Inserm, UMR 1101, Brest, France.
Inserm, UMR 1227, Brest, France.
Clin Exp Ophthalmol. 2022 Aug;50(6):653-666. doi: 10.1111/ceo.14119. Epub 2022 Jun 27.
Dry eye disease (DED) is a common eye condition worldwide and a primary reason for visits to the ophthalmologist. DED diagnosis is performed through a combination of tests, some of which are unfortunately invasive, non-reproducible and lack accuracy. The following review describes methods that diagnose and measure the extent of eye dryness, enabling clinicians to quantify its severity. Our aim with this paper is to review classical methods as well as those that incorporate automation. For only four ways of quantifying DED, we take a deeper look into what main elements can benefit from automation and the different ways studies have incorporated it. Like numerous medical fields, Artificial Intelligence (AI) appears to be the path towards quality DED diagnosis. This review categorises diagnostic methods into the following: classical, semi-automated and promising AI-based automated methods.

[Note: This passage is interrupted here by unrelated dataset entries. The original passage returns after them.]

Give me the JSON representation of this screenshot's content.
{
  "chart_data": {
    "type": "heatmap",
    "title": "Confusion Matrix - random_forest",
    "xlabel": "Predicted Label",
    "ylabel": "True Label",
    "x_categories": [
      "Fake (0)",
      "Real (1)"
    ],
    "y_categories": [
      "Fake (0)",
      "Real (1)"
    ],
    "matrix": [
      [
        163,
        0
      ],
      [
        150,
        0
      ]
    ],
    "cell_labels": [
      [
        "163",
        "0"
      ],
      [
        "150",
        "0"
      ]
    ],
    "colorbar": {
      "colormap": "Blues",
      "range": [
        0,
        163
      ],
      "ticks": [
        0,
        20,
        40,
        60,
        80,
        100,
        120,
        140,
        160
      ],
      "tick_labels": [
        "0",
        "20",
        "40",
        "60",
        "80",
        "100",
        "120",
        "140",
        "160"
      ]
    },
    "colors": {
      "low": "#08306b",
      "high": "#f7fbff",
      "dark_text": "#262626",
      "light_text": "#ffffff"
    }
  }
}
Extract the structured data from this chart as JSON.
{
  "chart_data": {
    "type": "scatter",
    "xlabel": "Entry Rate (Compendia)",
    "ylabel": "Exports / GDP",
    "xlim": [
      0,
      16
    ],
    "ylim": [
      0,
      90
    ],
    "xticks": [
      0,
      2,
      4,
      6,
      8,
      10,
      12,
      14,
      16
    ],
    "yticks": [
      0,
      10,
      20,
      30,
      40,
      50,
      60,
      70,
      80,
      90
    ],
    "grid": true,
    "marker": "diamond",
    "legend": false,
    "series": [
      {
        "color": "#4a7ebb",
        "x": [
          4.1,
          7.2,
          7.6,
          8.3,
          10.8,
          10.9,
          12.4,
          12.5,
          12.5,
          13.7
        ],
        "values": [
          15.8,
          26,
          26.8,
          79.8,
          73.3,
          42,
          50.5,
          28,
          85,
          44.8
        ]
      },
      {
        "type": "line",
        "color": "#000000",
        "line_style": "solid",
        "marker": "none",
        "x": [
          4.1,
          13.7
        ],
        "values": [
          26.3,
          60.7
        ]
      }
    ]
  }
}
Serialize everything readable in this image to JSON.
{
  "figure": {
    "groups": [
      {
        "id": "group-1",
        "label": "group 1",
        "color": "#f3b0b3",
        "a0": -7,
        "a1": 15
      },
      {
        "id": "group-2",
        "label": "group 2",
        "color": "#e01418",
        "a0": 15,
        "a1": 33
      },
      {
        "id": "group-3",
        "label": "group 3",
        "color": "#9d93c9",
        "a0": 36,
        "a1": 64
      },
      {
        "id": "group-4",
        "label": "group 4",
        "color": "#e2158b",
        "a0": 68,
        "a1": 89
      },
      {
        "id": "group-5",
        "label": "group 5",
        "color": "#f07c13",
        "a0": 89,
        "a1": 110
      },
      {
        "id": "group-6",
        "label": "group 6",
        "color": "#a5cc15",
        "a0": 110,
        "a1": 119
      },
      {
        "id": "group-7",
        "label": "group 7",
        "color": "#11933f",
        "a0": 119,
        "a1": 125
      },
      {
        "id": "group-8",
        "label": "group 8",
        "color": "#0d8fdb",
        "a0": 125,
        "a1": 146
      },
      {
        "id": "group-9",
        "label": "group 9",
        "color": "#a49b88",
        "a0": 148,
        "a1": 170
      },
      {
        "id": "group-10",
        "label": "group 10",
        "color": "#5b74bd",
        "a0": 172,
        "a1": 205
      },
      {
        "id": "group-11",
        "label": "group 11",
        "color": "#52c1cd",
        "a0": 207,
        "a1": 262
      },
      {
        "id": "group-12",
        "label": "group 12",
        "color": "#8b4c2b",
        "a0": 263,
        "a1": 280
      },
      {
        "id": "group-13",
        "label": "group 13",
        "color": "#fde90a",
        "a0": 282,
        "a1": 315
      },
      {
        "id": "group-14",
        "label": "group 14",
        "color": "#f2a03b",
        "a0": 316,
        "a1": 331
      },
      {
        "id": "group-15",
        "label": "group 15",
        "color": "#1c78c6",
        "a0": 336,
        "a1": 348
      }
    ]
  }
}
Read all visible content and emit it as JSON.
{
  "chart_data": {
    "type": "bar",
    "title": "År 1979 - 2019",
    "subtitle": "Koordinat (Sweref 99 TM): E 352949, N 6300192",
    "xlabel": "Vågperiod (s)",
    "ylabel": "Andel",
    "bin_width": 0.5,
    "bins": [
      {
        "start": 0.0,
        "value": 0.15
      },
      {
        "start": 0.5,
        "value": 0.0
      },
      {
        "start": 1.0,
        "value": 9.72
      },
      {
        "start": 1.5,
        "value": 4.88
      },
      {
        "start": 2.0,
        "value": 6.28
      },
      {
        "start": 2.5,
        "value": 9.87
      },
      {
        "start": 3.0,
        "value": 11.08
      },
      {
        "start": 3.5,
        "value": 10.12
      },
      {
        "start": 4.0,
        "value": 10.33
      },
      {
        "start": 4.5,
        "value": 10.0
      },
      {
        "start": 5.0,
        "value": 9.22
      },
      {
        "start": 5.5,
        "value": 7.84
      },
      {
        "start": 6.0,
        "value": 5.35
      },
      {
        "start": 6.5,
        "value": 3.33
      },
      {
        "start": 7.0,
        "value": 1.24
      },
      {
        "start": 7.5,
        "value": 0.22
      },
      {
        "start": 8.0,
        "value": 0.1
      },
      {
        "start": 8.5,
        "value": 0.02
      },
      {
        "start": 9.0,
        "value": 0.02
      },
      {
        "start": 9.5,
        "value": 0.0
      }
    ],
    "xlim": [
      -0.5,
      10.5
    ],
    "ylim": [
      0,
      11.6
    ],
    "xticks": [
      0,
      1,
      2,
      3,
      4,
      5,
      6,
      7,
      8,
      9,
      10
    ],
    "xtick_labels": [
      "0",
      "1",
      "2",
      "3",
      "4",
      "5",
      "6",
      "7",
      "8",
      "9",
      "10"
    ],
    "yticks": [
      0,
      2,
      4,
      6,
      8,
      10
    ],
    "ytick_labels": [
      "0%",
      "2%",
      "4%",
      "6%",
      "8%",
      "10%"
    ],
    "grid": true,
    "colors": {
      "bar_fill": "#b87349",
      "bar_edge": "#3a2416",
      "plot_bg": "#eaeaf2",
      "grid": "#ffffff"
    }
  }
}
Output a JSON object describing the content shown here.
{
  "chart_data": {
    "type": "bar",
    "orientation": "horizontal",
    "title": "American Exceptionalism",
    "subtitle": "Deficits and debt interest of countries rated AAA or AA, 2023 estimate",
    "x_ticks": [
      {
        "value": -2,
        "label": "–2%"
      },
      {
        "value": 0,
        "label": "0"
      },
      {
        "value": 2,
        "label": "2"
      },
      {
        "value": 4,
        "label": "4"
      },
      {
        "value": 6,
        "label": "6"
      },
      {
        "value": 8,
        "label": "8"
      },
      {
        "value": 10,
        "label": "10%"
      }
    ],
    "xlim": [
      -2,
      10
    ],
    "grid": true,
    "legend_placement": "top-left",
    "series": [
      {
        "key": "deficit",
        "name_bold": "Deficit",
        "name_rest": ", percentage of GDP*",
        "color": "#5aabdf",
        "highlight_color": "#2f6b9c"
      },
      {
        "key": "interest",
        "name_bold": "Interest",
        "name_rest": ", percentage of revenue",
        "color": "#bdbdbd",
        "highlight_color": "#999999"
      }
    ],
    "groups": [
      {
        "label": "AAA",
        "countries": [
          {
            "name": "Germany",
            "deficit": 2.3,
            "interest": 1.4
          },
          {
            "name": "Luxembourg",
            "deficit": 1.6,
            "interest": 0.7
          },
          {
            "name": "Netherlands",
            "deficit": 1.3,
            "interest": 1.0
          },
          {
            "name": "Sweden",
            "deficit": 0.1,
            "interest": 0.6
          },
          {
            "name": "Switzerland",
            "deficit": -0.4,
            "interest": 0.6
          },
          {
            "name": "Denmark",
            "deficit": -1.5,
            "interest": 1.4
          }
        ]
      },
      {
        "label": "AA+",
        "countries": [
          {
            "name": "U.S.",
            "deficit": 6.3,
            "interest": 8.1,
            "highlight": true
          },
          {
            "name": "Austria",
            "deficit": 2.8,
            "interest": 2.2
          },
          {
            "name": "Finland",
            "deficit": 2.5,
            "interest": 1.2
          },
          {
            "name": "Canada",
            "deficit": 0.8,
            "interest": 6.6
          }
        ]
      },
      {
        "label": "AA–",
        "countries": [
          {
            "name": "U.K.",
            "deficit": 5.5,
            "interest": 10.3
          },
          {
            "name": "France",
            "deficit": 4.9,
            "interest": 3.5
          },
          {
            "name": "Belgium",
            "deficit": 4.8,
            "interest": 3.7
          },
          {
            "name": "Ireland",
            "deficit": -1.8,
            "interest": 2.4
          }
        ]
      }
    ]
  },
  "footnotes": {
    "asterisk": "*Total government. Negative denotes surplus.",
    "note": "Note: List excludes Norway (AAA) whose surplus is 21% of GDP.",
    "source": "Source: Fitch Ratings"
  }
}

干眼症(DED)是一种常见的眼病,也是眼科医生就诊的主要原因之一。DED 的诊断是通过一系列检查来进行的,其中一些检查不幸的是具有侵入性、不可重复性并且准确性不足。以下综述描述了诊断和测量眼睛干燥程度的方法,使临床医生能够量化其严重程度。我们撰写本文的目的是回顾经典方法以及那些融入自动化的方法。对于仅有的四种量化 DED 的方法,我们深入探讨了哪些主要元素可以受益于自动化以及研究采用自动化的不同方式。像许多医学领域一样,人工智能(AI)似乎是实现高质量 DED 诊断的途径。本综述将诊断方法分为以下几类:经典方法、半自动方法和有前途的基于 AI 的自动化方法。